There is an interesting editorial in
todays NYT concerning the Supreme Court Bush vs Gore ruling that handed the presidency to GW Bush. Here is the basis of the ruling:
“Having once granted the right to vote on equal terms,” the court declared, “the state may not, by later arbitrary and disparate treatment, value one person’s vote over that of another.”
But this editorial argues that valuing one person's vote over another is happening all the time.
If this equal protection principle is taken seriously, if it was not just a pretext to put a preferred candidate in the White House, it should mean that states cannot provide some voters better voting machines, shorter lines, or more lenient standards for when their provisional ballots get counted — precisely the system that exists across the country right now.
In making the Bush vs Gore ruling, the court said it pertained
only to that particular case.
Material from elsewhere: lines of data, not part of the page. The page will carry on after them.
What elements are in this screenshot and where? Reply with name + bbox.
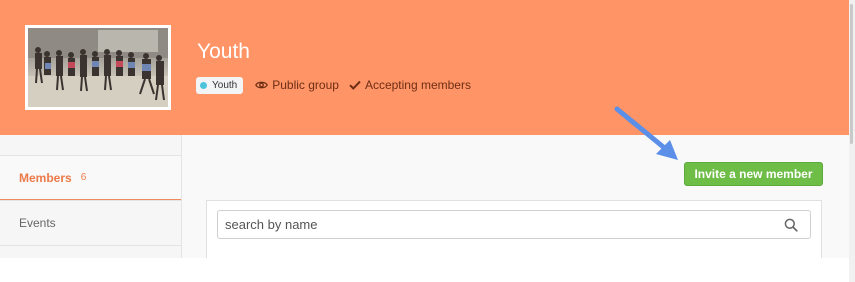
visibility-status: Public group <box>255 78 339 92</box>
group-page: Youth Youth Public group Accepting membe… <box>0 0 855 282</box>
membership-label: Accepting members <box>364 78 471 92</box>
group-tag[interactable]: Youth <box>196 76 244 94</box>
sidebar-item-members[interactable]: Members 6 <box>0 155 181 200</box>
member-search-input[interactable] <box>218 211 768 238</box>
sidebar-item-label: Members <box>19 170 72 185</box>
page-bottom-area <box>0 258 849 282</box>
eye-icon <box>255 81 269 89</box>
group-title: Youth <box>197 40 250 63</box>
group-header-banner: Youth Youth Public group Accepting membe… <box>0 0 849 135</box>
sidebar-item-events[interactable]: Events <box>0 200 181 245</box>
sidebar-item-label: Events <box>19 216 56 230</box>
tag-color-dot <box>200 81 207 89</box>
members-count-badge: 6 <box>80 172 87 183</box>
invite-member-button[interactable]: Invite a new member <box>684 162 823 186</box>
membership-status: Accepting members <box>349 78 471 92</box>
member-search-box[interactable] <box>217 210 811 239</box>
group-meta-row: Youth Public group Accepting members <box>196 76 481 94</box>
group-tag-label: Youth <box>212 79 238 91</box>
sidebar-item-next[interactable] <box>0 245 181 258</box>
group-photo <box>25 25 171 110</box>
group-photo-image <box>28 28 168 107</box>
pointer-arrow-icon <box>614 106 678 160</box>
sidebar-top-gap <box>0 135 181 155</box>
visibility-label: Public group <box>272 78 339 92</box>
page-scrollbar-thumb[interactable] <box>850 4 853 144</box>
search-icon[interactable] <box>784 218 798 232</box>
check-icon <box>349 80 361 90</box>
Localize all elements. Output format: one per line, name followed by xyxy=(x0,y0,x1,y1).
However, this flies in the face of
stare decisis which says courts cannot make a ruling that applies only to a single case.
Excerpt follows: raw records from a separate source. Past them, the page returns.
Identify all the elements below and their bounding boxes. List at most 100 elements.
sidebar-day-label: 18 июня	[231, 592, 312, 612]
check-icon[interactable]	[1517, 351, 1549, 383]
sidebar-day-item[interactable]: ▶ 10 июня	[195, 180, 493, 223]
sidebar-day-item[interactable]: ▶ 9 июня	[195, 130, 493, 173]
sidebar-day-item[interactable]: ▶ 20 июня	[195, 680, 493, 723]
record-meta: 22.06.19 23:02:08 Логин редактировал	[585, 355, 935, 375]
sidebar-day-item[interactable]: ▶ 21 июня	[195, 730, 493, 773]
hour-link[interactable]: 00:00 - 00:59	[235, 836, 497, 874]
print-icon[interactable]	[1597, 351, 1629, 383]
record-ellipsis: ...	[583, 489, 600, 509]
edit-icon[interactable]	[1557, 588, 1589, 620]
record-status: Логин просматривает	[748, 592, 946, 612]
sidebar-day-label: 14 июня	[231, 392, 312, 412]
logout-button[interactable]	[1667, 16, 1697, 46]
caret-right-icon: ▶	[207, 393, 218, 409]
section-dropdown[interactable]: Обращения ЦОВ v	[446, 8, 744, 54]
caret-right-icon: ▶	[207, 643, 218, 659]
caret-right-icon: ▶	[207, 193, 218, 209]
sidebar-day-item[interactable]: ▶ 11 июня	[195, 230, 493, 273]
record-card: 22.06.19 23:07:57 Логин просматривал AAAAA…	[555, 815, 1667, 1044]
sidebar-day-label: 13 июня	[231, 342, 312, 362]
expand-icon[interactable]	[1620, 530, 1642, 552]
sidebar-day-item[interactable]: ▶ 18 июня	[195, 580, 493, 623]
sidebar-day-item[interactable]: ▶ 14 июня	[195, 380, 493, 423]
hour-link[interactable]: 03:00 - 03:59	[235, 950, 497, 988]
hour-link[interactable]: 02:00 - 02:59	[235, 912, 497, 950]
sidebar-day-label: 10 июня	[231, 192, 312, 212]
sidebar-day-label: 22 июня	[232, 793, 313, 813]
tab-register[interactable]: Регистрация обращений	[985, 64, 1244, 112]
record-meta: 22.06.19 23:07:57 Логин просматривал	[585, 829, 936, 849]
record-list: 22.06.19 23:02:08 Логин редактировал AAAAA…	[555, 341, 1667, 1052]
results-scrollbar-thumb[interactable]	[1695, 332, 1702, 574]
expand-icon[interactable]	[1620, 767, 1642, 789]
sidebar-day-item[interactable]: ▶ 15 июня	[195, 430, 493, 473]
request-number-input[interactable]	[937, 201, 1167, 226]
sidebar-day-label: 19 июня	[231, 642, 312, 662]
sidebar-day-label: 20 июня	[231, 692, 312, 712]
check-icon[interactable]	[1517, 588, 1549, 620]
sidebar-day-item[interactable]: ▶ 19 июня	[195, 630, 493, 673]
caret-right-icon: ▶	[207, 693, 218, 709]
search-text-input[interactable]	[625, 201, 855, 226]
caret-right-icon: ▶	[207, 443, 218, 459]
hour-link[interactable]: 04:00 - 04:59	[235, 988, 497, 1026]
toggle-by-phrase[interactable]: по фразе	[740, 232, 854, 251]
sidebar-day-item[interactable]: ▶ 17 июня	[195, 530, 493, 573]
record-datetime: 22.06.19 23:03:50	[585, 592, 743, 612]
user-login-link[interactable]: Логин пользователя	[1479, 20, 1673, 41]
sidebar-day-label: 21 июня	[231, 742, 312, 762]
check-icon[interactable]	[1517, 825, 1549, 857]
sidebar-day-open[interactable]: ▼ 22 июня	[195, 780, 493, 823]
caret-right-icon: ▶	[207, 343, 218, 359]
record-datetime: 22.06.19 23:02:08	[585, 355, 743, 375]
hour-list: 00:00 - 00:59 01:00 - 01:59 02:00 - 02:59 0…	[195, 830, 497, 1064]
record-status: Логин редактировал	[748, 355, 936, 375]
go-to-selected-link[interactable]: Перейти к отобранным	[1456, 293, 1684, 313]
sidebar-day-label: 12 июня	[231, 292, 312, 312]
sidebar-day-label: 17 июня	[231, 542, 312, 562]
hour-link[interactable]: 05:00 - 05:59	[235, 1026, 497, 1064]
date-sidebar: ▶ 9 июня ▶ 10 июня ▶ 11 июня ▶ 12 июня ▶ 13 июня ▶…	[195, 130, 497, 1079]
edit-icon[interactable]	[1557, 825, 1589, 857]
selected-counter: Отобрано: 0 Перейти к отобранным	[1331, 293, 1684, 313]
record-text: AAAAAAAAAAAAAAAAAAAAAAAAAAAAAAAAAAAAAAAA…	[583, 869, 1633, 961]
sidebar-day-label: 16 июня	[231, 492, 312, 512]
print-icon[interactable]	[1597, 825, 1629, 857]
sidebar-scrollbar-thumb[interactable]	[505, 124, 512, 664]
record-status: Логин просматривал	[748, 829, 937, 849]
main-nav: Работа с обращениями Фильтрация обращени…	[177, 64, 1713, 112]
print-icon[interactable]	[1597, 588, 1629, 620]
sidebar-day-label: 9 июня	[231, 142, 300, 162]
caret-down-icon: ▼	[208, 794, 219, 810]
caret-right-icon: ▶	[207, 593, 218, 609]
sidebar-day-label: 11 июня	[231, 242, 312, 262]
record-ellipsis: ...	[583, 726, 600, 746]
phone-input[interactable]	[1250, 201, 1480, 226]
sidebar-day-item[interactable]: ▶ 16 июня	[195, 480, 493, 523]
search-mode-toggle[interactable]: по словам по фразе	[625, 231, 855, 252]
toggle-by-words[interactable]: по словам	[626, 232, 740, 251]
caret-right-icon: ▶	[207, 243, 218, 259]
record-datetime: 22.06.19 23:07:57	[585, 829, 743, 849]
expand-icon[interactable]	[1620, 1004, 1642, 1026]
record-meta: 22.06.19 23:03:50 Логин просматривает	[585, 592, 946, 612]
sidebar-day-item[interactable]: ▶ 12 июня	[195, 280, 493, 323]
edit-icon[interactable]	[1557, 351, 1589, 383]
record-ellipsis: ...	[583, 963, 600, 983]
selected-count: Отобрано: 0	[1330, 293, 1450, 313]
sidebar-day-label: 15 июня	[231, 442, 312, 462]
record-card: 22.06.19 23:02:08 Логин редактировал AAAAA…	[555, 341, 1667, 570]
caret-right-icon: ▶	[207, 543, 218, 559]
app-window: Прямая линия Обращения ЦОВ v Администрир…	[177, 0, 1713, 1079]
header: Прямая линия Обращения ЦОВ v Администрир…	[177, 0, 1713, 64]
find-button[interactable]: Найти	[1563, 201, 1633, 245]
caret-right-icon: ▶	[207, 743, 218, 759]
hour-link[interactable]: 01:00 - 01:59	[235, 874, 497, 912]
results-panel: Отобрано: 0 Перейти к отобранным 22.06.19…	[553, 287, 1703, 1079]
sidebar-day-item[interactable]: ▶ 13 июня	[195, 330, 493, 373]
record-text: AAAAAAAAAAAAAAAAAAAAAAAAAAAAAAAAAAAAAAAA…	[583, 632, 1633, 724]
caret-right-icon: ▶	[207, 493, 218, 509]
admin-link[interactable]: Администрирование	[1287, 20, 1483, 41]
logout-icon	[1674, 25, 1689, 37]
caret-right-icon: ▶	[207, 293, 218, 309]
Elections that systematically make it less likely that some voters will get to cast a vote that is counted are a denial of equal protection of the law. The conservative justices may have been able to see this unfairness only when they looked at the problem from Mr. Bush’s perspective, but it is just as true when the N.A.A.C.P. and groups like it raise the objection.
Attempts to use this decision to increase the fairness of elections have thus far failed.